In general, the main mechanism through which HPV can cause infertility in men and women is not clearly understood. However, one possible mechanism could be the oxidative stress (OS) induced by the virus. OS occurs when there is a disruption in the balance between the generation and removal of reactive oxygen species (ROS) within cells and tissues [ 29 ]. ROS are highly reactive molecules such as superoxide anions (O 2 ⁻), hydrogen peroxide (H 2 O 2 ), and hydroxyl radicals (⋅OH). These molecules are essential for various cellular processes, such as differentiation, proliferation, autophagy, necrosis, and programmed cell death, by acting as signaling molecules or modulating transcription factor activity [ 30 ]. However, when the body's defense systems fail to effectively neutralize them, these molecules can inflict damage on cells and tissues, contributing to various diseases [ 31 , 32 ]. ROS interacts with key cellular components, leading to DNA base oxidation, lipid peroxidation, and protein carbonylation. As a result, they cause irreversible harm by modifying DNA, lipids, and proteins in the cytosol, disrupting their structure and impairing their normal functions [ 33 ]. Most importantly, OS is recognized as a contributing factor among various causes of infertility in both men and women [ 34 – 36 ]. Therefore, since HPV can cause OS, this could be one of the potential mechanisms leading to infertility.

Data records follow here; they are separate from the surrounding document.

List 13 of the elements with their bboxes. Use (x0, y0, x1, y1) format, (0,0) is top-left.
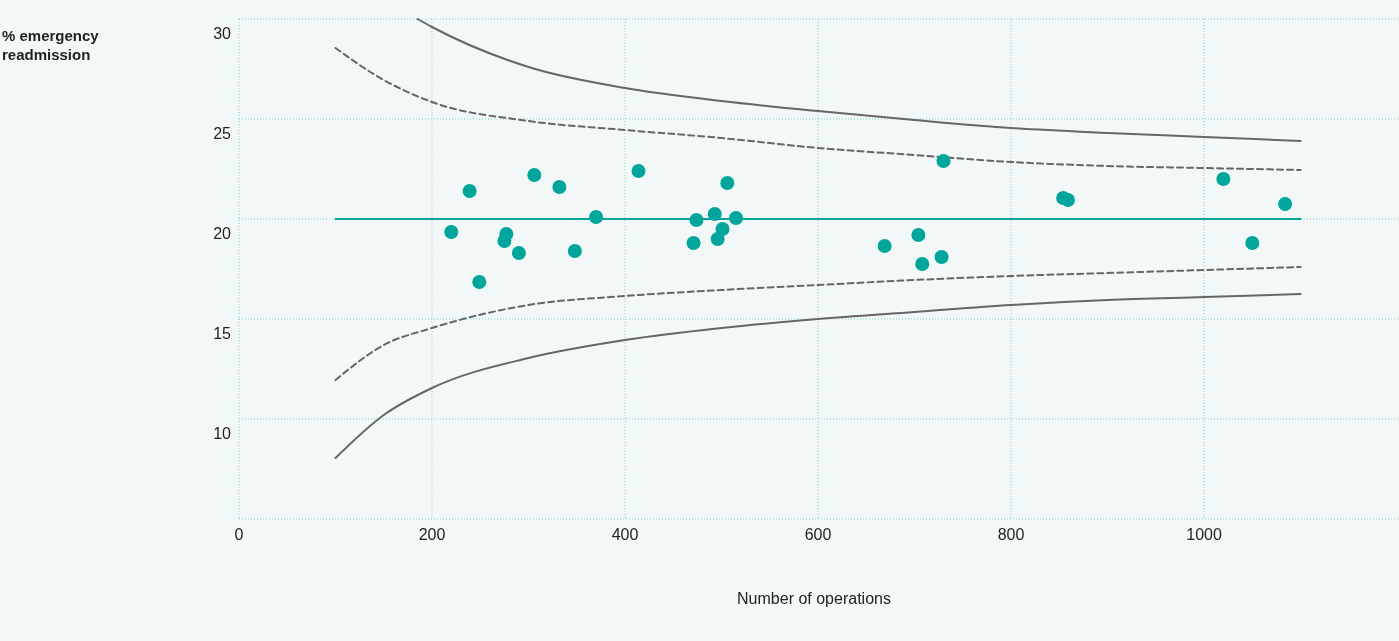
x-axis-title: Number of operations (737, 590, 891, 607)
x-tick-label: 400 (611, 526, 639, 543)
x-tick-label: 0 (234, 526, 244, 543)
y-tick-label: 25 (213, 125, 232, 142)
x-tick-label: 600 (804, 526, 832, 543)
x-tick-label: 800 (997, 526, 1025, 543)
y-tick-label: 15 (213, 325, 232, 342)
y-tick-label: 10 (213, 425, 232, 442)
x-tick-label: 200 (418, 526, 446, 543)
y-tick-label: 20 (213, 225, 232, 242)
y-tick-label: 30 (213, 25, 232, 42)
x-tick-label: 1000 (1186, 526, 1222, 543)
text: % emergency readmission (2, 27, 100, 63)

There is evidence which shows that HPV can impact sperm cells by causing cellular damage and impairing sperm motility through the elevation of OS [ 37 ]. HPV is known to significantly induce OS, which may adversely affect reproductive health [ 38 ]. This OS imbalance can harm sperm cells by causing mitochondrial damage and altering essential cellular components, including lipids, nucleic acids, and proteins [ 39 ]. OS in females has been linked to various reproductive disorders, such as endometriosis, polycystic ovary syndrome (PCOS), and cases of infertility with no clear cause. Additionally, it may contribute to pregnancy-related complications, including miscarriage, recurrent pregnancy loss, preeclampsia, and intrauterine growth restriction [ 40 ]. Nonetheless, the precise mechanisms and the relationship between HPV and infertility remain uncertain and have yet to be definitively clarified. Additionally, some studies suggest no connection between the two [ 41 , 42 ]. So, this review aims to explore the potential impact of HPV on infertility, focusing on its direct effects of HPV (especially OS) on the reproductive system. This comprehensive understanding may also serve as a guide for developing future health measures aimed at addressing the impact of HPV on infertility.